Last week I deployed my application and made some big steps towards a production app. First, I changed out my SQLite database for Postgresql after learning that it would be more of a headache to keep pushing off that step. It actually was not too bad and made my container implementation simpler since I no longer had to keep track of a file (the sqlite db) in between container instances.

I formed and implemented a Deployment strategy where my CI/CD pipeline builds and runs tests in a docker container for my app, once complete it moves a copy of the prebuilt container in to GitHub Registry. I used Render.com to deploy my API, which retrieves the prebuilt container from GitHub Registry and deploys it. Beforehand, I made a Postgresql database on render.com as well. There was some troubleshooting involved parsing the connection string from Render’s database and making it working for the .Net postgresql package to handle. I also had some issues running tests without the appsettings file in my container (private) and I used conditionals to provide a dummy settings for testing purposes.

I deployed my front end app using Vercel with Vite and it was extremely simple and easy. I was genuinely surprised. I had some trouble trying to set the url for my api correctly, in the end I had to dig through the settings in vercel and clear the buld cache for to use my corrected path.

Here are some resources I used for these steps. I moved very quickly on this and could not have done that with out help from Claude AI.

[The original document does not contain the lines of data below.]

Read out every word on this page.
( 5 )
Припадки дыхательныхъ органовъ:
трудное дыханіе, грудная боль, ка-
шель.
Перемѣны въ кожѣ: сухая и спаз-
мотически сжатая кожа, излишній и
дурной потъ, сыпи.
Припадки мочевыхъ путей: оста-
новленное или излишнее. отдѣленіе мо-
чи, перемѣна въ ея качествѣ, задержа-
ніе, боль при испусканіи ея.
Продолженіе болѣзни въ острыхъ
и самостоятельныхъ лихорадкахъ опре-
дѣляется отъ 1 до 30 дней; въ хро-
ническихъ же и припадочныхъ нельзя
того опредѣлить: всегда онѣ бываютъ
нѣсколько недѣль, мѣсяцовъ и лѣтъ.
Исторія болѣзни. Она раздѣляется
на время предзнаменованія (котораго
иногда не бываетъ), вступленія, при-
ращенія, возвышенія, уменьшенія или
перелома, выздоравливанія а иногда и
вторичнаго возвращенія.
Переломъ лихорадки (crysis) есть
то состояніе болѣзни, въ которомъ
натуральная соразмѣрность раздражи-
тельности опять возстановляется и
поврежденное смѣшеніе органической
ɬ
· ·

Deploy on Render with a Container Registry

Containers on GitHub Registry

Deploying on Vercel with Vite

This week the focus is on the final report and any final touches on the project including documentation.

The main impediment is that I still have many things to do and work on and I literally have just a few hours left.

Reflection: Deployment is hard. There are always loose ends to figure out. And it is so satisfying when it finally works on a public domain!

You can view my app here: video-project-suite.vercel.app and since I am using a free tier for Render.com it takes about a minute for the API to start up and respond.